5. S. Freud, Il motto di spirito e la sua relazione
con l’inconscio (1905) costituisce una revisione originale
della teoria spenceriana (da cui mutua l’ipotesi psicodinamica)
e della teoria di Lipps, verso i quali il padre della psicoanalisi confessa
i suoi debiti: l’apporto freudiano consiste nel precisare che l’ammontare
di energia psichica improvvisamente liberata (di cui il riso costituisce
il meccanismo abreattivo) deriva non tanto da un ‘contrasto’
(di carattere intellettualistico) fra due concetti ovvero fra un concetto
e una percezione, bensì dal repentino riattivarsi di modalità
psichiche originarie, contro le quali la coscienza aveva eretto barriere
che necessitavano di un notevole dispendio energetico; il ‘risparmio’
dovuto all’improvvisa caduta di tali barriere – caduta in
cui consiste lo spettacolo del comico – libera la quantità
di energia utilizzata dal riso. Il comico è dunque un’improvvisa
intrusione di logiche inconsce entro un contesto di ‘controllo’
razionale esercitato dalla coscienza su fatti, comportamenti, valutazioni.

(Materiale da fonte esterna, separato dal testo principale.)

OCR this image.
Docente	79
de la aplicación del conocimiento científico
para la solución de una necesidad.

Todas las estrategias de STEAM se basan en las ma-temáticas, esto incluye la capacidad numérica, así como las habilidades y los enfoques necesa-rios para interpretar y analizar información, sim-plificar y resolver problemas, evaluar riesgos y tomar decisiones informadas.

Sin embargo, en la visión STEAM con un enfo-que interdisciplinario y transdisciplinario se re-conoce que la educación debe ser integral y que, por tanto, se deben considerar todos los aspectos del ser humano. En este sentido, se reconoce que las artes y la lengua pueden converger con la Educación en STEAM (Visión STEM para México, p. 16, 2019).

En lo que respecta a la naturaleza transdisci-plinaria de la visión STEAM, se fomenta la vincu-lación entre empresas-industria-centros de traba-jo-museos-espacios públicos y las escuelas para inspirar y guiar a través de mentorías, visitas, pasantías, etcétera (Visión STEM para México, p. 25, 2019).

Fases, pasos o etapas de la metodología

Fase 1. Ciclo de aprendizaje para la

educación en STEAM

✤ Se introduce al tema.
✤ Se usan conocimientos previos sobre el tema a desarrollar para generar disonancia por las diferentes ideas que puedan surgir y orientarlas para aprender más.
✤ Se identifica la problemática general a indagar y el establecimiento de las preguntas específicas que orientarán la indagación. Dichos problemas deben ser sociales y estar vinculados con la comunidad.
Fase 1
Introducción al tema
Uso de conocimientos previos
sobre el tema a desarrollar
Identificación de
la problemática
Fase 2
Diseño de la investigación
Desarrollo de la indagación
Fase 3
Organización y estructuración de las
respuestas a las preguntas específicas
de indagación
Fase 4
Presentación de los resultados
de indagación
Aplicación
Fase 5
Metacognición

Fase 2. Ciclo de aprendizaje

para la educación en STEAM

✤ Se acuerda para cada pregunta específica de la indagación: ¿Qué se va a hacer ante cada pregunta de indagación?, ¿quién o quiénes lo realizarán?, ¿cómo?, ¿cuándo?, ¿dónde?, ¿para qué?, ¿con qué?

Tali intrusioni possono essere ‘innocenti’ oppure marcate
da forti cariche aggressive. La teoria freudiana sarà ripresa (in
senso apertamente cognitivista) da M. Chapiro (L’illusion comique,
1940). Su una linea analoga si può collocare anche l’opera
assai fortunata di A. Koestler (cf. sopra, punto 2), che spiega il comico
come un effetto di ‘degradazione’ derivante da un più
generale meccanismo di ‘bisociazione’, che si verifica ogniqualvolta
una certa realtà sia percepita secondo due logiche diverse e apparentemente
contraddittorie: procedimento creativo per eccellenza, la ‘bisociazione’
genera comico quando costringe a far convergere su un unico oggetto giudizi
valutativi di carattere opposto. L’ipotesi di Koestler è
ripresa fra gli altri da C. Lévi-Strauss (L’homme nu,
1974).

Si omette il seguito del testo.